Though trained in menswear, his womenswear, introduced in 2011, follows a similar rationale. “I start from the same classic tailored point of view for both collections,” he says over the phone from his New York office. “I feel like they complement each other really well.” As of last season, Browne would bring the collections even closer, shifting his womenswear show to Paris, where he shows his menswear. Far from adhering to the “exodus” narrative of brands abandoning an ailing New York Fashion Week, he moved to Paris simply to provide space for his conceptual ideas – and shows.
“Paris is this city that embraces true fashion, true conceptual ideas. It’s really the most important reason why I moved,” Browne says. “I think fashion is cultural in Paris. In America it is too, but in a sportswear, commercial way. There’s nothing wrong with that, but it’s not the way that I approach my collections.”
His first womenswear show in Paris, last season, provided perhaps his grandest spectacle yet – held in the city’s lavish Hôtel de Ville, guests were greeted by men in delicate white organza suits and towering skyscraper heels; inside, giant dangling white orbs hung from the ceiling. The collection, an ode in part to the Parisian art of haute couture, was a symphony in tulle; Browne took archetypal American fabrics like seersucker, checked cotton and madras, and recreated them in intricately woven strips of organza and tulle.

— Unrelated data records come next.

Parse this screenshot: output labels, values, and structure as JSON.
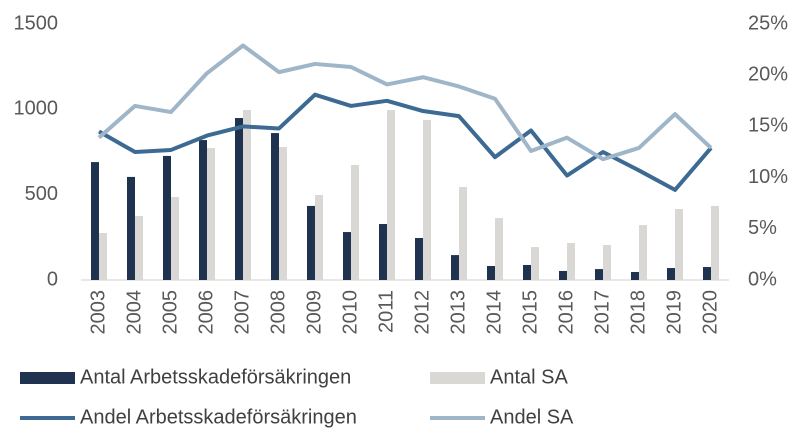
{
  "chart_data": {
    "type": "bar",
    "categories": [
      "2003",
      "2004",
      "2005",
      "2006",
      "2007",
      "2008",
      "2009",
      "2010",
      "2011",
      "2012",
      "2013",
      "2014",
      "2015",
      "2016",
      "2017",
      "2018",
      "2019",
      "2020"
    ],
    "series": [
      {
        "name": "Antal Arbetsskadeförsäkringen",
        "type": "bar",
        "color": "#1f3350",
        "values": [
          691,
          604,
          727,
          820,
          949,
          861,
          434,
          281,
          328,
          246,
          146,
          82,
          88,
          53,
          64,
          47,
          70,
          76
        ]
      },
      {
        "name": "Antal SA",
        "type": "bar",
        "color": "#d9d8d4",
        "values": [
          275,
          375,
          486,
          773,
          996,
          779,
          498,
          674,
          996,
          938,
          545,
          363,
          193,
          217,
          205,
          322,
          416,
          434
        ]
      },
      {
        "name": "Andel Arbetsskadeförsäkringen",
        "type": "line",
        "axis": "y2",
        "color": "#3d6a93",
        "values": [
          14.5,
          12.5,
          12.7,
          14.1,
          15.0,
          14.8,
          18.1,
          17.0,
          17.5,
          16.5,
          16.0,
          12.0,
          14.6,
          10.2,
          12.5,
          10.7,
          8.8,
          12.9
        ]
      },
      {
        "name": "Andel SA",
        "type": "line",
        "axis": "y2",
        "color": "#9fb5c8",
        "values": [
          13.9,
          17.0,
          16.4,
          20.2,
          22.9,
          20.3,
          21.1,
          20.8,
          19.1,
          19.8,
          18.9,
          17.7,
          12.6,
          13.9,
          11.8,
          12.9,
          16.2,
          12.9
        ]
      }
    ],
    "ylim": [
      0,
      1500
    ],
    "yticks": [
      0,
      500,
      1000,
      1500
    ],
    "y2lim": [
      0,
      25
    ],
    "y2ticks": [
      {
        "value": 0,
        "label": "0%"
      },
      {
        "value": 5,
        "label": "5%"
      },
      {
        "value": 10,
        "label": "10%"
      },
      {
        "value": 15,
        "label": "15%"
      },
      {
        "value": 20,
        "label": "20%"
      },
      {
        "value": 25,
        "label": "25%"
      }
    ],
    "grid": false
  }
}
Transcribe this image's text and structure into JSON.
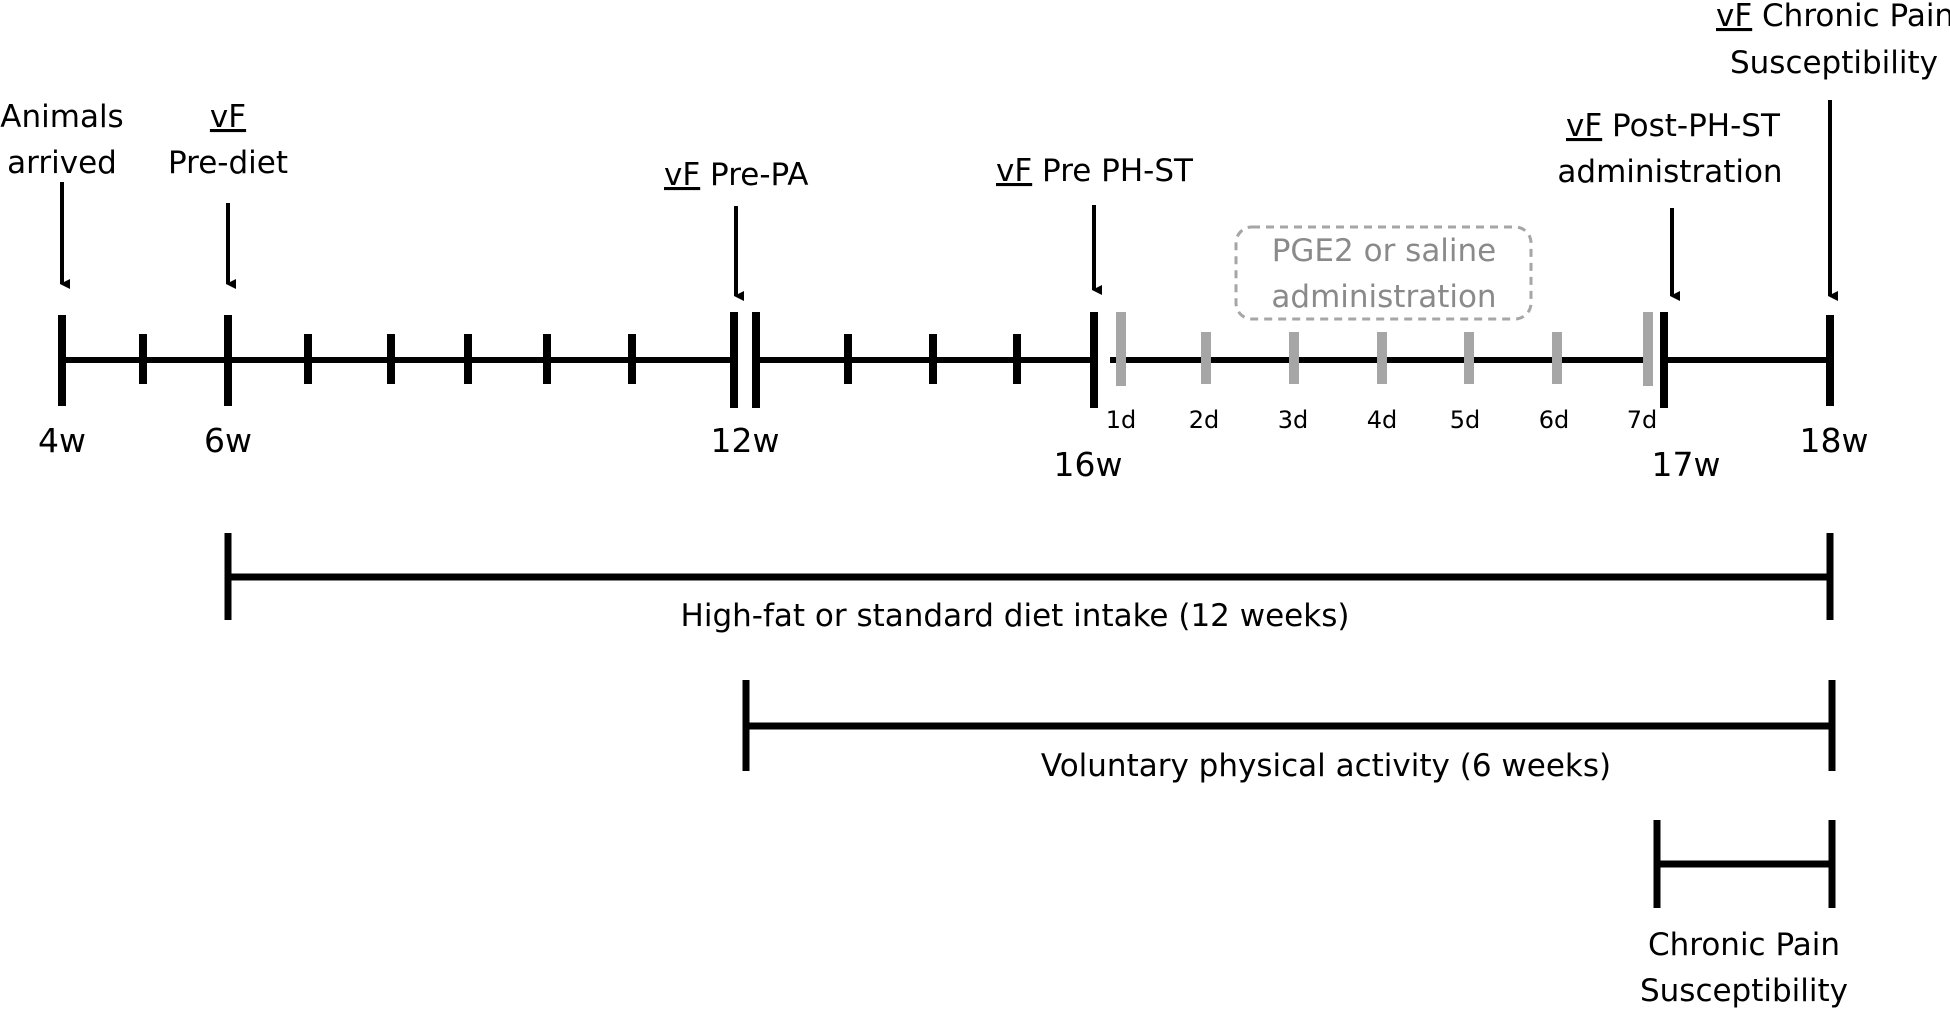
{
  "events": {
    "arrived": {
      "line1": "Animals",
      "line2": "arrived"
    },
    "pre_diet": {
      "vf": "vF",
      "line2": "Pre-diet"
    },
    "pre_pa": {
      "vf": "vF",
      "rest": " Pre-PA"
    },
    "pre_phst": {
      "vf": "vF",
      "rest": " Pre PH-ST"
    },
    "post_phst": {
      "vf": "vF",
      "rest": " Post-PH-ST",
      "line2": "administration"
    },
    "chronic": {
      "vf": "vF",
      "rest": " Chronic Pain",
      "line2": "Susceptibility"
    }
  },
  "pge2_box": {
    "line1": "PGE2 or saline",
    "line2": "administration"
  },
  "week_labels": [
    "4w",
    "6w",
    "12w",
    "16w",
    "17w",
    "18w"
  ],
  "day_labels": [
    "1d",
    "2d",
    "3d",
    "4d",
    "5d",
    "6d",
    "7d"
  ],
  "periods": {
    "diet": "High-fat or standard diet intake (12 weeks)",
    "activity": "Voluntary physical activity (6 weeks)",
    "pain_line1": "Chronic Pain",
    "pain_line2": "Susceptibility"
  },
  "colors": {
    "main": "#000000",
    "day_tick": "#a6a6a6",
    "box_text": "#8a8a8a"
  }
}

“I started with the idea of using tulle as the basis for the entire collection,” Browne explains. “It led into the idea of tulle being almost dream-like.” From there, he conjured up a fairytale, a story of two girls awakening from a dream into another, a land of unicorns and mermaids. In the clothes themselves, a reflection of just that – skirts descended into bead-encrusted mermaid fins, tailoring came with satisfying white froths of tulle around the hem. Less typical were the two ballerinas in lumpy, padded bodysuits, the pearl-encrusted layers appearing like rolls of flesh.
It was, as Browne intended, a show which prompted a reaction – though, in this case, a near universally positive one. “I think it is important that we give the world some exciting, fantastic, interesting things to look at and to talk about,” he says, though he does note the importance of a second, more commercial collection, that will end up in stores. For him, though, they have no place on the runway. “I don’t really understand a runway with commercial clothes,” he says. “For me it’s so much more. It’s not just the clothes in the collection; it’s also the story and the mood and experience.”
The time feels ripe for Browne’s brand of escapism. It does not pass by the designer, who was born in Allenstown, Pennsylvania, that his home country is going through an unprecedented period of flux. “I think we’re all aware and all approach whatever is going on in our own ways,” he says of the influence of politics in his work. “It’s even more important that we, as creative people, make beautiful things and inspire people.”
Browne’s own escape comes from going home at the end of each day, to spend time with his partner Andrew Bolton, the head curator of The Met’s Costume Institute, and his precious dog, wire-haired Dachshund, Hector. Hector is embedded at the heart of the Thom Browne brand, most famously immortalised as a life-sized bag, one regularly seen carried by legendary fashion critic Cathy Horyn. The real Hector often makes an appearance in Browne’s offices, too.
“I bring him in everyday. He’s not very well trained,” Browne laughs. “He’s looking at us right now through the door.” And what’s one of fashion’s most famous dogs wearing today? “He has a grey sweater on… A Thom Browne sweater. A new cashmere sweater.”